The Korean Alphabet consists of 40 letters. 19 consonants and 21 vowels.  Their system is almost ideal for representing the sounds of the Korean Language.  Unfortunately after 500 years of use, many idiosyncrasies have arisen.  These seem to be caused by the gradual changes in pronunciation over the years.

The Korean Alphabet is great for Korean, but it has many problems expressing English. Mostly because there are many more consonants used in English!  Koreans have no letters for the sounds "F" "ST" "Z" and the use a single sound for R and L, which is located somewhere between the two.

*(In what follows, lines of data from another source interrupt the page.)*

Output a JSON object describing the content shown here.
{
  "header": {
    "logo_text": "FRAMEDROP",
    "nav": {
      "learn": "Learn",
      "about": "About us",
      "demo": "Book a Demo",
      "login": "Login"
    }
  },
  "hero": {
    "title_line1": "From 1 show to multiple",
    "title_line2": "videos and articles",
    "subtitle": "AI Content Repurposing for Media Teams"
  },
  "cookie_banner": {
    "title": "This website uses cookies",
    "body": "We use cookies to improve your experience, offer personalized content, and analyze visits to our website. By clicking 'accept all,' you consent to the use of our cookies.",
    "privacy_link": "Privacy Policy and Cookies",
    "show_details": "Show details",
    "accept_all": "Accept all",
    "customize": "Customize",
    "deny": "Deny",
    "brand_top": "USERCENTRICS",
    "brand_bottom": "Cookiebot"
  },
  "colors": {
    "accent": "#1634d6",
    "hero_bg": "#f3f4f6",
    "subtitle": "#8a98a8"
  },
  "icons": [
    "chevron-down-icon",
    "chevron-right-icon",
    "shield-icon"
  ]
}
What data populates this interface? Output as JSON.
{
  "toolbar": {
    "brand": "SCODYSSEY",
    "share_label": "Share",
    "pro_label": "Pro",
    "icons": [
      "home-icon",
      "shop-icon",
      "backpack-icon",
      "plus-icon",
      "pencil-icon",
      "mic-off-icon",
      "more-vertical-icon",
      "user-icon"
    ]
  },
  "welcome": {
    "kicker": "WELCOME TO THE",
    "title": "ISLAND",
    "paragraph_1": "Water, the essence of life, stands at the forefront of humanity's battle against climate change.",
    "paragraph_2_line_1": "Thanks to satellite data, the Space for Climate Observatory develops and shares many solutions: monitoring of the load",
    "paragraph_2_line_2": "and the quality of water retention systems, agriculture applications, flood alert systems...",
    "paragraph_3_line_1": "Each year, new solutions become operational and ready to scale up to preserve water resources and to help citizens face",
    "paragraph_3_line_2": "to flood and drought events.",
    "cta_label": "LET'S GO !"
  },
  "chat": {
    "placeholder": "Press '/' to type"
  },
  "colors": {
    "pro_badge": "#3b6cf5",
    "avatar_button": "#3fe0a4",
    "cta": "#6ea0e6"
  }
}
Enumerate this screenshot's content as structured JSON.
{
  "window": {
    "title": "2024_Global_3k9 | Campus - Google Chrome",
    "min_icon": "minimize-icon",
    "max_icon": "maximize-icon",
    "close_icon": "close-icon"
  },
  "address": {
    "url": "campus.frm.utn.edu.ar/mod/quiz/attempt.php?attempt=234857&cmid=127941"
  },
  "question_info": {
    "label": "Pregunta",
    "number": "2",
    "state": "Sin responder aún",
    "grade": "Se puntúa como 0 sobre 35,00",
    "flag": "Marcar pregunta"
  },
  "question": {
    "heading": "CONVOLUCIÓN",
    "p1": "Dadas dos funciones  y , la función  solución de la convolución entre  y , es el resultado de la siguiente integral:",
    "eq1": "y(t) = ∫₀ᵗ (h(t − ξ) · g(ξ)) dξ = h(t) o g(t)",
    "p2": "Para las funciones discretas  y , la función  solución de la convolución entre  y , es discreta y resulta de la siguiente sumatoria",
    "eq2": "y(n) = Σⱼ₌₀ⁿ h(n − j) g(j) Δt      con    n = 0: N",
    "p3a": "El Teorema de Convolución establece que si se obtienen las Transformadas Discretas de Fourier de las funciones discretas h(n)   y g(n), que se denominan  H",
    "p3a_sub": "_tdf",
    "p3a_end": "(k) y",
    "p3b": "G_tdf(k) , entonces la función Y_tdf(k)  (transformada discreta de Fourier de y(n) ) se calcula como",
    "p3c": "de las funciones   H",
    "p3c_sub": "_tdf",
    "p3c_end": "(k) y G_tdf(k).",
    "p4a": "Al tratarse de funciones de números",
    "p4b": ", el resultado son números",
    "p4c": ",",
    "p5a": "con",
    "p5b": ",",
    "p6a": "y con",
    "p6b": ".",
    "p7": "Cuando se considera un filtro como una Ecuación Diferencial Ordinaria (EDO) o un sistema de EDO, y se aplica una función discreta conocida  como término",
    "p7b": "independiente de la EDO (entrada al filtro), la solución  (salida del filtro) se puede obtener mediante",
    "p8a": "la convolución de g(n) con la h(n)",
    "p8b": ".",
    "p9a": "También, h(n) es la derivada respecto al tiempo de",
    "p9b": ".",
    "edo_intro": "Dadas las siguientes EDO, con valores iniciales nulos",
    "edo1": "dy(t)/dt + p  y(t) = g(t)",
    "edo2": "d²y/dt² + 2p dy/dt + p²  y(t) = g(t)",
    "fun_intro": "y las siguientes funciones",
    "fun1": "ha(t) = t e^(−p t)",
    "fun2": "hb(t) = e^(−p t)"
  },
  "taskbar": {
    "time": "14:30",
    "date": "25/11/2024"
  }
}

The great thing about Korean is the way it uses vowels!  Trying to write Korean names in English has forced me to devise a system of using multiple English vowels to indicate the letter used in the Korean spelling of a name.

a          ah, bomb, calm
eo        hut, cut
o          cold, bow, foe, oh
u          sue, to, flew
i           flee, me, tea
e          set, pet,
eu        ~book but more contact with the tongue on the palette in Korean pronunciation.
ya        yacht
yeo      young
yo        yogurt, yoga
yu        useful, youth
yae      yam
ye        yellow
oi         wet  (they have no W, o + i = we)
ui         we
eui       buoy
oa        water
ueo      wonderful
oai       waif
ue        well

I must confess that all the stuff with the W sounds is confusing and not needed for English.  But in Korean a very small difference in the W sound makes a new word!

Once you look wt the way the Koreans interpret the W, it makes you wonder about the Y as well .  All Y sounds are basically an "I+" ...    I.E.:  i+o = yo,  i+u = yu,  i+i + yi etc...

Well, this has gotten much to long... Sorry about that.